The same divs for several references and duplicate results (Jsoup)

86 views Asked by At

Today, faced with the problem, using the JSoup library. The website contains the required data, but there are the same divs that without classes, but with 'style'. Need to get the number of the width.

<div style="height: 12px; width: 196px; background-color: #5C1; float: left; border-right: 1px solid #111;"></div>

There are two cases: 1. The text appears, but with one div; 2. The text appears on all divs, but making a lot of duplicates and is considered as a new line.

try{
Document doc = Jsoup.connect("http://www.lolking.net/summoner/euw/34201718").get(); //Random player
        Elements elem = doc.getElementsByTag("div");
        Scanner scn = new Scanner(elem.toString());
        while(scn.hasNext()){
            String res = scn.nextLine();
            if(res.contains("<div style=\"height: 12px; width: ") && res.contains("px; background-color: #5C1; float: left; border-right: 1px solid #111;\"></div>")){
                if(sd == 0){ //So flooding was not. I understand that this can be a problem, but if you remove, there will be a flood of other numbers (duplicates) that cannot be removed, because each line of the program perceives as one
                    String t1 = res.replace("                 <div style=\"height: 12px; width: ", "");
                    String t2 = t1.replace("px; background-color: #5C1; float: left; border-right: 1px solid #111;\"></div> ", "");
                    System.out.println(t2); // Get 192... and all
                    sd += 1;
                }
            }
        }
    }
    catch(IOException e){
        e.printStackTrace();
    }

All day can't come up with have experienced a lot of solutions, but always came to these two cases. Recently started to learn Java. Thanks.

1

There are 1 answers

5
nafas On

If I understood you correctly, you need all the width within the style from div tag.

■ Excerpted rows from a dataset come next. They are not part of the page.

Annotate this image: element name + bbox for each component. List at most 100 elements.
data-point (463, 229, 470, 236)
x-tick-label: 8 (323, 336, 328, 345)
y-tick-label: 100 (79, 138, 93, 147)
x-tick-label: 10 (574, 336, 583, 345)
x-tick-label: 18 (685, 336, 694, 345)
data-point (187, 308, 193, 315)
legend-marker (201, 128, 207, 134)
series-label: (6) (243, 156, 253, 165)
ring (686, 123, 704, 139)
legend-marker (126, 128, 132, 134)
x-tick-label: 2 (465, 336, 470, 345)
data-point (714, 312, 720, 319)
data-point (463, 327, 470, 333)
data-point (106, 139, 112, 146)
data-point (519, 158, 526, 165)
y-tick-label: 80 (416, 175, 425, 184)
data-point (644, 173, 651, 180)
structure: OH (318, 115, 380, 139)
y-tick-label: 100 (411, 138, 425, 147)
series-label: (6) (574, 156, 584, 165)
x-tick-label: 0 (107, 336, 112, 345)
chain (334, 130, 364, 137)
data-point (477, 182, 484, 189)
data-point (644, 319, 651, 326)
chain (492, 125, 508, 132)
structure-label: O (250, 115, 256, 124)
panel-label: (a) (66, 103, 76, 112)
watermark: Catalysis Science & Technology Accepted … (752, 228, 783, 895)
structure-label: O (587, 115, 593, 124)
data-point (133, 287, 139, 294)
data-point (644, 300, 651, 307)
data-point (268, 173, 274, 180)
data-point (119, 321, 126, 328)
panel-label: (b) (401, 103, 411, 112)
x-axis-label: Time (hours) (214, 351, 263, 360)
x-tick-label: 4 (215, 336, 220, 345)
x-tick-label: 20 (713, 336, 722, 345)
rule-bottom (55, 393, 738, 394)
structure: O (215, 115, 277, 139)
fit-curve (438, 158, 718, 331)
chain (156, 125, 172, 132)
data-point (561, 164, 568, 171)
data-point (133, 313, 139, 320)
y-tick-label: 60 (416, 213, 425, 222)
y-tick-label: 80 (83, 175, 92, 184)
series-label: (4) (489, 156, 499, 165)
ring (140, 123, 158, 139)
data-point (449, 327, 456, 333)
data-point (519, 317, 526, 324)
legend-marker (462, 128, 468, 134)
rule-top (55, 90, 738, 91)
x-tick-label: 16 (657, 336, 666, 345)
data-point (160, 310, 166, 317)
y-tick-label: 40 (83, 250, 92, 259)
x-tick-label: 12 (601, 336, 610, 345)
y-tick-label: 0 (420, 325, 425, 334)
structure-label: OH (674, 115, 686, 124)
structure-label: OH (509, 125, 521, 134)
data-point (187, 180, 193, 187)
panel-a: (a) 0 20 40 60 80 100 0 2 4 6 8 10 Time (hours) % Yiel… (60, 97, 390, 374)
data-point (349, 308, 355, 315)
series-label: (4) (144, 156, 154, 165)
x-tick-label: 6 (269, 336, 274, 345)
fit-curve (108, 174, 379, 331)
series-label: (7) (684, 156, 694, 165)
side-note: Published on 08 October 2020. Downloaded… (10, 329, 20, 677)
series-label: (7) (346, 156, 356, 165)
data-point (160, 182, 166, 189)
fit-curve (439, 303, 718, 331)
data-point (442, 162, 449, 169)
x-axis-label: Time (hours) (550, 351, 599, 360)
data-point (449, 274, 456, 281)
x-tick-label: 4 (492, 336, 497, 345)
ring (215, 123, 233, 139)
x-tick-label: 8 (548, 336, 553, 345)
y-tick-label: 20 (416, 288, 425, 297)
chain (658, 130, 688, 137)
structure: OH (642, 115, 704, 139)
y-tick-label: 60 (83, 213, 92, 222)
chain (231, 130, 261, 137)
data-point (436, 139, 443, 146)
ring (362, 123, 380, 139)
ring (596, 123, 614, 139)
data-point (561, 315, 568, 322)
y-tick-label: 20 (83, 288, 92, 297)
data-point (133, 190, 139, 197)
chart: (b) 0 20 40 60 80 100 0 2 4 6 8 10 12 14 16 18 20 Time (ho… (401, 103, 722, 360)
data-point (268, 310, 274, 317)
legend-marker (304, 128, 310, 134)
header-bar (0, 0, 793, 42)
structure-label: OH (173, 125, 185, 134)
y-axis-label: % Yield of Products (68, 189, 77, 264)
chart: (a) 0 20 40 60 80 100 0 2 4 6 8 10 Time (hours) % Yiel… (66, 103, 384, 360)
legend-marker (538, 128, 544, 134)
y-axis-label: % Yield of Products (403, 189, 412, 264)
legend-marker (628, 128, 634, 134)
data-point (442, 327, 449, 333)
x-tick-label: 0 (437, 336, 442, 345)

you certainly can use Jsoup to do it:

Edited code:

    Set<String> known=new HashSet<String>();
    known.add("height: 12px");
    known.add("background-color: #5C1");
    known.add("float: left");
    known.add("border-right: 1px solid #111");
    Document doc = Jsoup.connect("http://www.lolking.net/summoner/euw/34201718").get();
    Elements elements=doc.select("div");
    for(Element e : elements){
        if(e.hasAttr("style")){
            Set<String> splitted=new HashSet<String>();
            for(String s : Arrays.asList(e.attr("style").split(";"))){
                splitted.add(s.trim());
            }
            if(splitted.containsAll(known)){
                splitted.removeAll(known);
                for(String s: splitted){
                    if(s.startsWith("width:")){
                        System.out.println(s);
                    }
                }
            }
        }
    }